Burgess Shale fossil site gives up oldest evidence of brood care
Long before kangaroos carried their joeys in their pouches and honey bees nurtured their young in hives, there was the 508-million-year-old Waptia. Little is known about the shrimp-like creature first discovered in the renowned Canadian Burgess Shale fossil deposit a century ago, but recent analysis by scientists from the University of Toronto, Royal Ontario Museum, and Centre national de la recherche scientifique has uncovered eggs with embryos preserved within the body of the animal. It is the oldest example of brood care in the fossil record.
"As the oldest direct evidence of a creature caring for its offspring, the discovery adds another piece to our understanding of brood care practices during the Cambrian Explosion, a period of rapid evolutionary development when most major animal groups appear in the fossil record," said Jean-Bernard Caron, curator of invertebrate palaeontology at the Royal Ontario Museum and associate professor in the Departments of Earth Sciences and Ecology & Evolutionary Biology at the University of Toronto.
Caron, along with Jean Vannier at the Centre national de la recherche scientifique in Lyon, France, describe the findings in a study published December 17 in Current Biology.
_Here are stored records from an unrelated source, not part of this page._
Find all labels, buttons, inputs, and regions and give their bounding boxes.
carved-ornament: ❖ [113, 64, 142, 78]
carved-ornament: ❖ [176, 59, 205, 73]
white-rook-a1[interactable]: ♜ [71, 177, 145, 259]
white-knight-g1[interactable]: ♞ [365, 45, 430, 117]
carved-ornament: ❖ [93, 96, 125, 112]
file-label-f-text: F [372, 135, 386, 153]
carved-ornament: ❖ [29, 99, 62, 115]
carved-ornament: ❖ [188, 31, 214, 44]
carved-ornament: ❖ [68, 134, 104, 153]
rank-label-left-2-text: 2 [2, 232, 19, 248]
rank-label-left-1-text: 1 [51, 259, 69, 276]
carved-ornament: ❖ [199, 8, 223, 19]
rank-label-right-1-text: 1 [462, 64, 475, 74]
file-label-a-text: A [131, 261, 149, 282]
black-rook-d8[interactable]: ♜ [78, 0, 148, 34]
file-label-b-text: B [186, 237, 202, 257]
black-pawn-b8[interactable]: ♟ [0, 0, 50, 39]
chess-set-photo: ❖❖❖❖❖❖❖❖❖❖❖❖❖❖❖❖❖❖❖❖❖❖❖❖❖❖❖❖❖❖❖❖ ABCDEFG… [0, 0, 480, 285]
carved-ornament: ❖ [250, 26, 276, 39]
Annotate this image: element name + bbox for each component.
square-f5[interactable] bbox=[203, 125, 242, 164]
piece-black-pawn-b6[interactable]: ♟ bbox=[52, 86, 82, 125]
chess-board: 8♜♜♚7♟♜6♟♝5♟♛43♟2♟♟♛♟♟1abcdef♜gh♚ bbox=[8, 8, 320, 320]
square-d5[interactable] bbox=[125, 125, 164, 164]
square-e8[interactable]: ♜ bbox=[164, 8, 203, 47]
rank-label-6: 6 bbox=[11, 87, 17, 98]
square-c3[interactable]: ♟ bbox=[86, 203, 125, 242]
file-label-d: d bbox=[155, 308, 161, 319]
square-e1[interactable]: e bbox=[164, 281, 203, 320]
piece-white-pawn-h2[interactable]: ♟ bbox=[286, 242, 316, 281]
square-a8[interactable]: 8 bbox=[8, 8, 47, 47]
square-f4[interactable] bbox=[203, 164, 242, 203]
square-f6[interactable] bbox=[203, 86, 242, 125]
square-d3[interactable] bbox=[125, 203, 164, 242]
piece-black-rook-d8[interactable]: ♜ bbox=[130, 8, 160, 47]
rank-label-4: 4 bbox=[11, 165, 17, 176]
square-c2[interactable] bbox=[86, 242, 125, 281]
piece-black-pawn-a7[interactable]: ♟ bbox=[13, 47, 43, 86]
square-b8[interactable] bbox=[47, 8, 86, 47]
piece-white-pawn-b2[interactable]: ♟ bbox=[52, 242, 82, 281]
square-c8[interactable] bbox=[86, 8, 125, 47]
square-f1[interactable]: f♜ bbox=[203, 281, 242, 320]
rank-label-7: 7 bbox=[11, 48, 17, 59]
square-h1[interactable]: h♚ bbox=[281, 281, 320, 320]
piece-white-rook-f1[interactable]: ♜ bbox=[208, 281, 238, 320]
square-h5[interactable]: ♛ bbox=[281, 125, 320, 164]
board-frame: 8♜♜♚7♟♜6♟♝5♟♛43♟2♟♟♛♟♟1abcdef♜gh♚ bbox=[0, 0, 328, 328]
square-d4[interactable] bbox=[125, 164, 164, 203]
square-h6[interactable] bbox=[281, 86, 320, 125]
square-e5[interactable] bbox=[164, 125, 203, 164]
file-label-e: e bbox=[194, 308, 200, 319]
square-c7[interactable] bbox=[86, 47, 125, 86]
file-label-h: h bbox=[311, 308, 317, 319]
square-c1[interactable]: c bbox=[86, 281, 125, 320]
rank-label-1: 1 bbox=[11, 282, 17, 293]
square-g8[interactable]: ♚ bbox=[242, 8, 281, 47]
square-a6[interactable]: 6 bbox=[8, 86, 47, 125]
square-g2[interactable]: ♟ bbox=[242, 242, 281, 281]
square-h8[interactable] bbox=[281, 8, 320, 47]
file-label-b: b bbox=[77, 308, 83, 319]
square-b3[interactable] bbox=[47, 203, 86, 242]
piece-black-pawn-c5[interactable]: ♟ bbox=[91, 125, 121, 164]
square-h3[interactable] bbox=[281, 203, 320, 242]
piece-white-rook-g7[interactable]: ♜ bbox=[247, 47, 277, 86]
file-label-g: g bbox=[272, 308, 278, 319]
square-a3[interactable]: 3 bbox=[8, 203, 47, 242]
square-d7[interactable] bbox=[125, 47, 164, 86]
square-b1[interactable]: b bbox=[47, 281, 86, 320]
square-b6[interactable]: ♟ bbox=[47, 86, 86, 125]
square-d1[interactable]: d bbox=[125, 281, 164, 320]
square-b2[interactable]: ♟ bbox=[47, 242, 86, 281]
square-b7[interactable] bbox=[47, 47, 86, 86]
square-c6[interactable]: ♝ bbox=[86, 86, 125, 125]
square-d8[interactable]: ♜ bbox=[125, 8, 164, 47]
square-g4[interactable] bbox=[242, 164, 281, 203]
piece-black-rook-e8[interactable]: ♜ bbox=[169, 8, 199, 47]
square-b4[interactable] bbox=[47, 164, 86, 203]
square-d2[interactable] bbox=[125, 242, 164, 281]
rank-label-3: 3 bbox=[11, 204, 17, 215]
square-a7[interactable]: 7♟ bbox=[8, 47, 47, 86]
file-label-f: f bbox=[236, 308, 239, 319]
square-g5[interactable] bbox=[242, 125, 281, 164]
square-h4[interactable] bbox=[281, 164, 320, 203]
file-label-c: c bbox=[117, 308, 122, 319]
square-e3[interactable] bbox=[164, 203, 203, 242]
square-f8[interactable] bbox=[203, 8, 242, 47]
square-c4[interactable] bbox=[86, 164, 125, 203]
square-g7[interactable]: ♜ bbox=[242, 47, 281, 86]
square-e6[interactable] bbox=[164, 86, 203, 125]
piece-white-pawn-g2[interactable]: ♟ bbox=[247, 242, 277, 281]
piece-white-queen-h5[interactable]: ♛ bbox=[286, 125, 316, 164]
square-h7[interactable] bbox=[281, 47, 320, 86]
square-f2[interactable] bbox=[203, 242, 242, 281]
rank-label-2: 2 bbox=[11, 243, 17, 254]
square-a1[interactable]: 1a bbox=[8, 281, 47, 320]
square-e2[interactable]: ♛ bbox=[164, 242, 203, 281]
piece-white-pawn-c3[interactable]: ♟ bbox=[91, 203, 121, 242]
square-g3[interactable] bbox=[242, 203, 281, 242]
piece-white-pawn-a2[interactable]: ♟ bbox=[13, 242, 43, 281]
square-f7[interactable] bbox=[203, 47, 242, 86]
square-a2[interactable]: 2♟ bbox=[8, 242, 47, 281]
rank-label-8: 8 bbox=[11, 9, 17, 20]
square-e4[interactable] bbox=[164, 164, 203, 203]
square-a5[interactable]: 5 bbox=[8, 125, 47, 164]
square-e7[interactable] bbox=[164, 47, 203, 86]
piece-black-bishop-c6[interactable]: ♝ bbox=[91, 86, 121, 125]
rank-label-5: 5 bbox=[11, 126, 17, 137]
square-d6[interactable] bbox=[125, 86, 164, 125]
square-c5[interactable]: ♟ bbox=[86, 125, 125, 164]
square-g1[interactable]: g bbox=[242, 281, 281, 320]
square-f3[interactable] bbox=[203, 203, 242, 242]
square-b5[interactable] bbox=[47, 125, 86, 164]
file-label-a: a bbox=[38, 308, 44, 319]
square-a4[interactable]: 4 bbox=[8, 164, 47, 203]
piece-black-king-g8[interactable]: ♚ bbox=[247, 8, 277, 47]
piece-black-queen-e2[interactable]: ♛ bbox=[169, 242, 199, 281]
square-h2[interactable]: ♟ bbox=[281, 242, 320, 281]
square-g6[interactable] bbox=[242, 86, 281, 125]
Waptia fieldensis is an early arthropod, belonging to a group of animals that includes lobsters and crayfish. It had a two-part structure covering the front segment of its body near the head, known as a bivalved carapace. Caron and Vannier believe the carapace played a fundamental role in how the creature practised brood care.
"Clusters of egg-shaped objects are evident in five of the many specimens we observed, all located on the underside of the carapace and alongside the anterior third of the body," said Caron.
The clusters are grouped in a single layer on each side of the body with no or limited overlapping among the eggs. In some specimens, eggs are equidistant from each other, while in others, some are are closer together, probably reflecting variations in the angle of burial and movement during burial. The maximum number of eggs preserved per per individuals probably reached 24.
"This creature is expanding our perspective on the diversification of brood care in early arthropods," said Vannier, the co-author of the study. "The relatively large size of the eggs and the small number of them, contrasts with the high number of small eggs found previously in another bivalved arthropod known as Kunmingella douvillei. And though that creature predates Waptia by about seven million years, none of its eggs contained embryos."
Kunmingella douvillei also presented a different method of carrying its young, as its eggs were found lower on the body and attached to its appendages.
The presence of these two different parental strategies suggests an independent and rapid evolution of a variety of methods of parental care of offspring. Together with previously described brooded eggs in ostracods from the Upper Ordovician period 450 million years ago, the discovery supports the theory that the presence of a bivalved carapace played a key role in the early evolution of brood care in arthropods.
The research appears in a study titled "Waptia and the diversification of brood care in early arthropods" published in Current Biology.